Arrow-right Camera
Subscribe now

This column reflects the opinion of the writer. Learn about the differences between a news story and an opinion column.

Huckleberries: Curling is a gas in North Idaho

The United States’ John Shuster, center, watches teammates John Landsteiner, left, and Matt Hamilton sweep the ice during the Olympic curling competition last month. (Natacha Pisarenko / AP)

Long before John Shuster led the U.S. men’s curling team to Olympic gold, the Utility Now Known As Avista was touting the merits of the sport.

A long-forgotten marketing agent for the old Washington Water Power Co. figured it would be a swell idea to link curling with the growth in natural gas usage. In a display ad published in the Coeur d’Alene Press in March 1968, the ad announced, “People on the Go … Go for Natural Gas Heat.”

The pencil drawing below featured a husband and wife with household brooms guiding a curling rock toward a bull’s-eye (or button), with their son and daughter in the background cheering. (Think: Ozzie and Harriett go curling with Little Rickie and his girlfriend.)
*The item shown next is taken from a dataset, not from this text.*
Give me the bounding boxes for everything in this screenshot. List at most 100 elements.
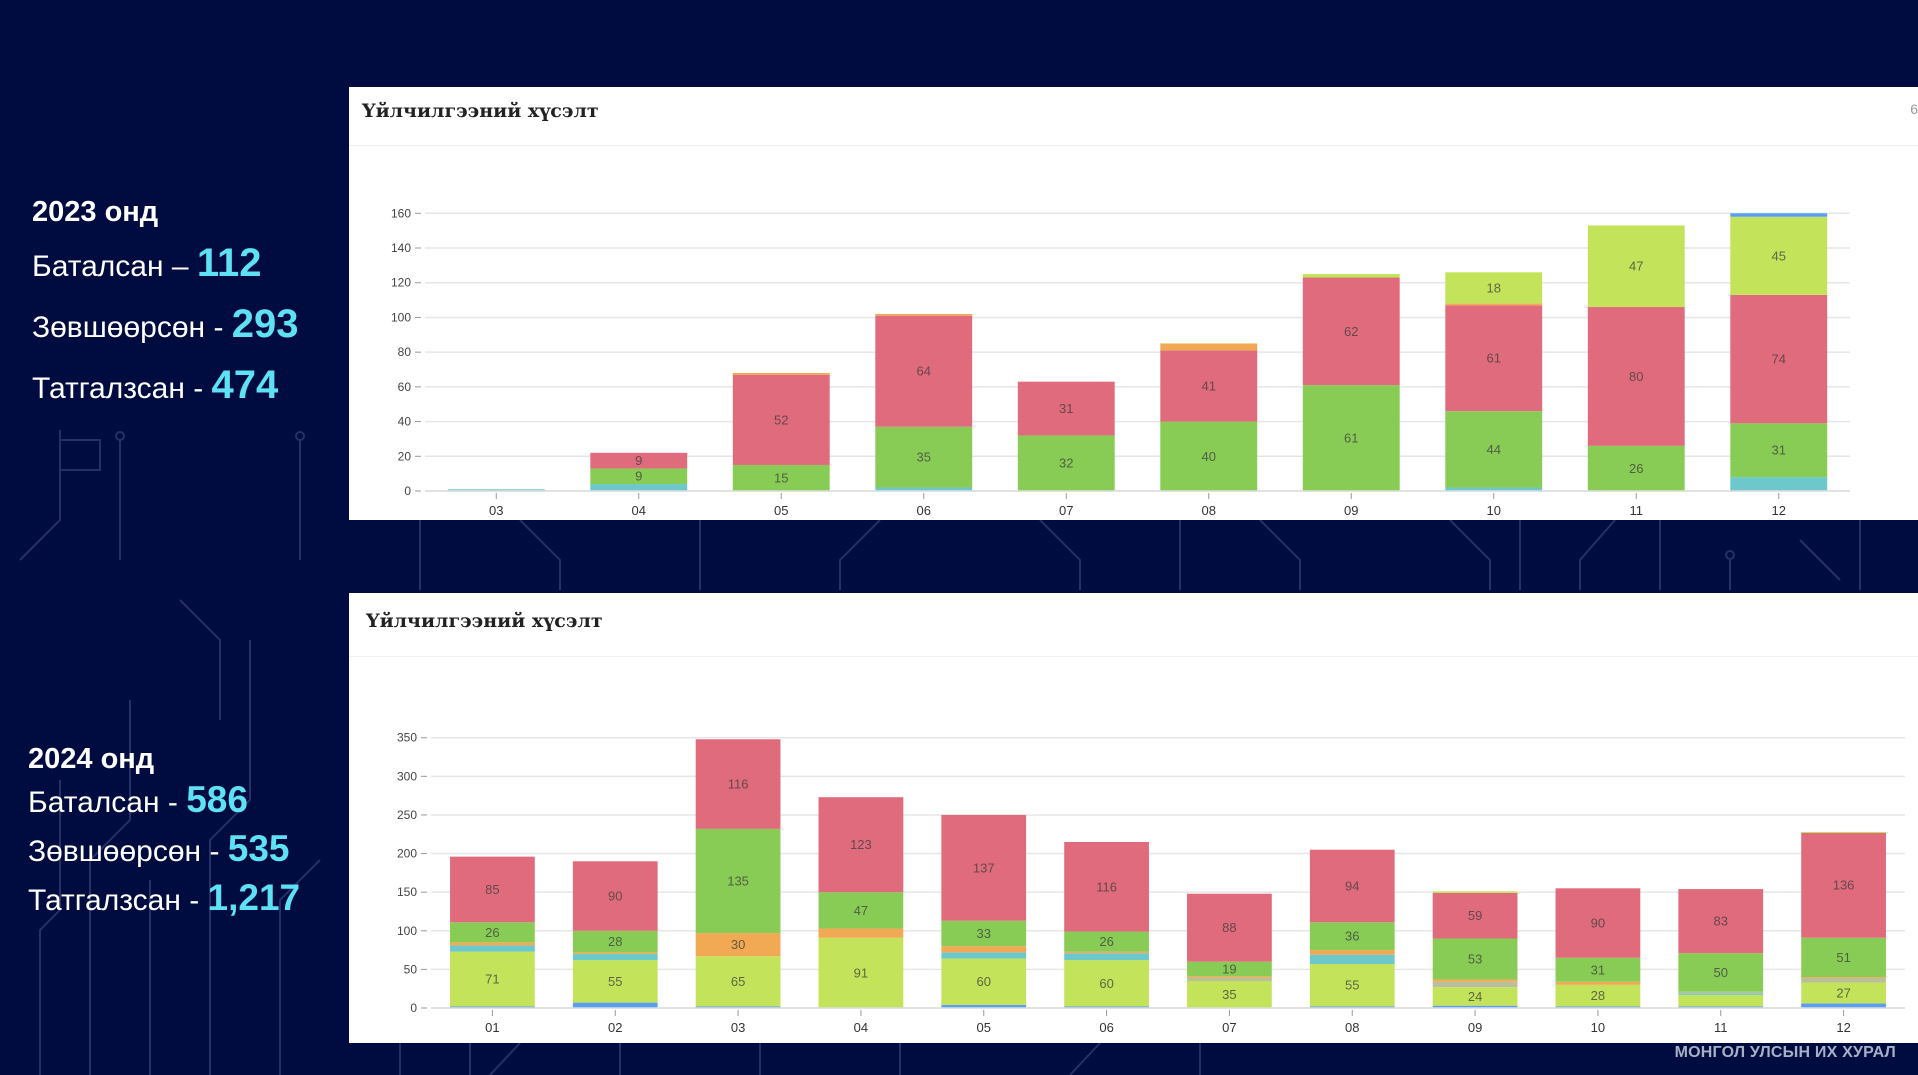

The WWP ad continues: “When the home is heated by automatic, dependable natural gas, there is more time for your favorite winter sport.”

Favorite winter sport? In the Inland Northwest? Not 50 years ago. Not today. But curling does beat cabin fever as a winter activity.

Winter antidote

Speaking of cabin fever, Darrell Kirby, former mayor of Bonners Ferry, voices what all Gonzaga Bulldogs fans know: Zag basketball chases away the winter blues, especially in March. Facebooks Darrell: “As the madness takes over your mind this time of the year, the Gonzaga coaches and team members transform into your personal friends and, in some cases, into extended family.” (OK, OK, Darrell admits that most Zag fans have never talked to an actual Bulldog player. But who’s keeping score? Onward.)

The combination of March and NCAA Tournament wins, continues Darrell, is a swell antidote for gloomy, waiting-for-spring days: “Who needs anti-depressants when you have the Zags?”

Pity the poor, shivering souls who haven’t climbed aboard the Zags bandwagon yet.

A friend in deed

As he struggled to make sense of the untimely death of well-known Keller-Williams broker/Realtor Marie Pickford, Ben Fairfield of Coeur d’Alene offered fellow mourners “20 Things I Learned from Marie Pickford.” Among them: “Stop lights, traffic lights, and speed limits are optional and annoying inconveniences” … And: “Hugs are best when they squeeze you so hard that you stop breathing for a moment.” And: “Losing your keys, phone, purse, and paperwork daily produces a great team-building exercise” … And: “Be the kind of friend that leaves an imprint on people when you’re gone.” Marie left an imprint.

Huckleberries

Poet’s Corner: First clouds, then sun, then rain and snow /in quick succession come and go/ and thus we have the springtime’s way –/ three months of weather in one day – Tom Wobker, The Bard of Sherman Avenue (“Spring Day”) … Will Meyer, an ex-Californian who has spent two winters in Coeur d’Alene, was disappointed to see snow in early March. As Will began plowing his sidewalk, a neighbor stopped his car and lowered the window: “Hey, California,” the neighbor yelled ere he drove out of sight. “Sucker!” … Dave Chamberlain, of Coeur d’Alene, is trying to decipher an Idaho Wildlife vanity plate he photographed on a gray sedan recently: “B4VD.” Before VD? Does that make sense to anyone? … Betsy Chilton Anderson, of Coeur d’Alene, made it to Monday (March 12) before the outdoor Christmas lights came down. P’haps she was trying to outwait the snow. Of note? No one fell off a ladder during the long overdue exercise … Spokane attorney Gary Penar appears to be a good man selling a solid product on TV: Social Security disability counsel. But he would appeal to us North Idahoans more if he didn’t refer to our region as “northern Idaho” … Kellogg PD’s finest responded to a recent call of a man exposing himself along a westbound freeway on-ramp. Motorists complained that he was urinating. But the local gendarmes found “no indication of said acts,” reports Sgt. Paul Twidt of the department’s Roll Call report. Read: No yellow snow.

Parting shot

As he was reclining in his dentist chair for his semiannual “water-boarding,” Brent Lyles of Coeur d’Alene listened to the music and words of Loggins & Messina: “And even though we ain’t got money I’m still in love with you honey …” Etc. Brent Facebooks that he then realized that his dentist was playing “the same lame soft rock that dentists have been playing for the last 40 years.” Well, Loggins & Messina produced their song in 1993. But Brent has a solid point otherwise.